Ossu, que já fizera fogo por conta própria, atirou com pistola e lançou pequenos petardos semelhantes a granadas de mão – enfim, que ele não apreciasse a pequena chama pálida seria talvez muito natural. Mas que nem mesmo Laila, com quatro anos, não se interessasse por uma explosão se esta não custasse a vida de alguns inimigos deixou-me estupefato. A única que parecia fascinada era Maryl, a do meio. Ela estava quieta e sonhadora como sempre e seguia o crepitar da chama com olhos grandemente abertos, que lembravam os de sua mãe. E embora sua atenção me desse um certo consolo, inquietava-me ao mesmo tempo. Ocorreu-me clara e nitidamente serem Ossu e Laila as crianças dos novos tempos. Seu ajustamento era o certo e positivo, enquanto o meu era a manifestação de um romântico à antiga. E apesar da satisfação que ela me dera, desejei subitamente que Maryl fosse mais semelhante aos outros. Era de mau augúrio que ela assim permanecesse à margem do desenvolvimento sadio de sua geração.

O tempo passava e chegou a hora de Ossu retirar-se para o acampamento infantil. Se tinha vontade de ficar mais tempo, ou se tinha medo da longa viagem de metrô, nada demonstrou. Com apenas oito anos já era um disciplinado cidadão-soldado. Em mim, ao contrário, perpassou uma ardente onda de saudade daquele tempo em que os três engatinhavam em suas pequenas camas todas as noites. Um filho é sempre um filho, e sempre estará mais próximo de seu pai que as filhas. Mesmo assim eu não ousava pensar naquele dia, quando também Maryl e Laila sairiam de casa e só voltariam duas vezes por semana para visita. Em todo caso, cuidei-me para que ninguém notasse minha fraqueza. As crianças não se queixariam jamais de mau exemplo, a criada não teria de relatar uma atitude fraca do chefe da família, e Linda – Linda menos que todos! Jamais quis ser desprezado por alguém, principalmente por Linda, que jamais fora fraca.
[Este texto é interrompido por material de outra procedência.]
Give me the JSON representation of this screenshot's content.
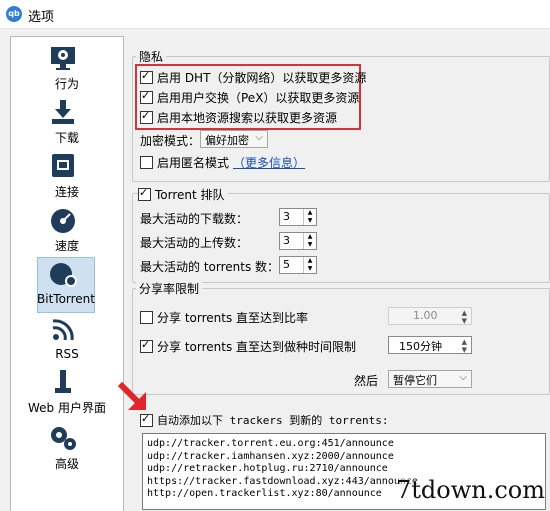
{
  "window": {
    "title": "选项",
    "app_icon": "qbittorrent-icon"
  },
  "sidebar": {
    "items": [
      {
        "label": "行为",
        "icon": "gear-monitor-icon"
      },
      {
        "label": "下载",
        "icon": "download-tray-icon"
      },
      {
        "label": "连接",
        "icon": "network-port-icon"
      },
      {
        "label": "速度",
        "icon": "speedometer-icon"
      },
      {
        "label": "BitTorrent",
        "icon": "globe-gear-icon",
        "active": true
      },
      {
        "label": "RSS",
        "icon": "rss-icon"
      },
      {
        "label": "Web 用户界面",
        "icon": "usb-stick-icon"
      },
      {
        "label": "高级",
        "icon": "gears-icon"
      }
    ]
  },
  "privacy": {
    "title": "隐私",
    "dht": "启用 DHT（分散网络）以获取更多资源",
    "pex": "启用用户交换（PeX）以获取更多资源",
    "lsd": "启用本地资源搜索以获取更多资源",
    "encryption_label": "加密模式：",
    "encryption_value": "偏好加密",
    "anonymous": "启用匿名模式",
    "more_info": "（更多信息）"
  },
  "queue": {
    "title": "Torrent 排队",
    "max_downloads_label": "最大活动的下载数：",
    "max_downloads": "3",
    "max_uploads_label": "最大活动的上传数：",
    "max_uploads": "3",
    "max_torrents_label": "最大活动的 torrents 数：",
    "max_torrents": "5"
  },
  "ratio": {
    "title": "分享率限制",
    "ratio_label": "分享 torrents 直至达到比率",
    "ratio_value": "1.00",
    "time_label": "分享 torrents 直至达到做种时间限制",
    "time_value": "150分钟",
    "then_label": "然后",
    "then_value": "暂停它们"
  },
  "trackers": {
    "label": "自动添加以下 trackers 到新的 torrents:",
    "list": [
      "udp://tracker.torrent.eu.org:451/announce",
      "udp://tracker.iamhansen.xyz:2000/announce",
      "udp://retracker.hotplug.ru:2710/announce",
      "https://tracker.fastdownload.xyz:443/announce",
      "http://open.trackerlist.xyz:80/announce"
    ]
  },
  "watermark": "7tdown.com",
  "colors": {
    "highlight": "#d7323a",
    "arrow": "#e0262b",
    "link": "#1a4fb0",
    "active_item": "#cfe0f1"
  }
}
As camas da sala de estar familiar foram puxadas da parede para as pequenas, e Linda preparou-as. A criada acabara de colocar os restos da janta e porcelanas no elevador das refeições e aprontava-se para sair, quando lhe ocorreu algo.

– A propósito – disse –, chegou uma carta para o senhor, meu chefe. Deixei-a em seu quarto.

Um pouco surpresos, Linda e eu examinamos a carta, um comunicado de serviço. Fosse eu o responsável geral pelas criadas, certamente a teria advertido por isso. Se ela realmente esquecia tudo, ou se propositalmente negligenciara isto, sua atitude era tão descuidada como não se informar do conteúdo de um comunicado de serviço – e ela tinha perfeitamente o direito a isso. Mas ao mesmo tempo perpassou-me um pressentimento de que a carta poderia ter um mau conteúdo que eu deveria agradecer seu desleixo.

A carta era do Sétimo Departamento do Ministério de Propaganda. E para esclarecer-lhe o conteúdo, preciso voltar atrás no tempo.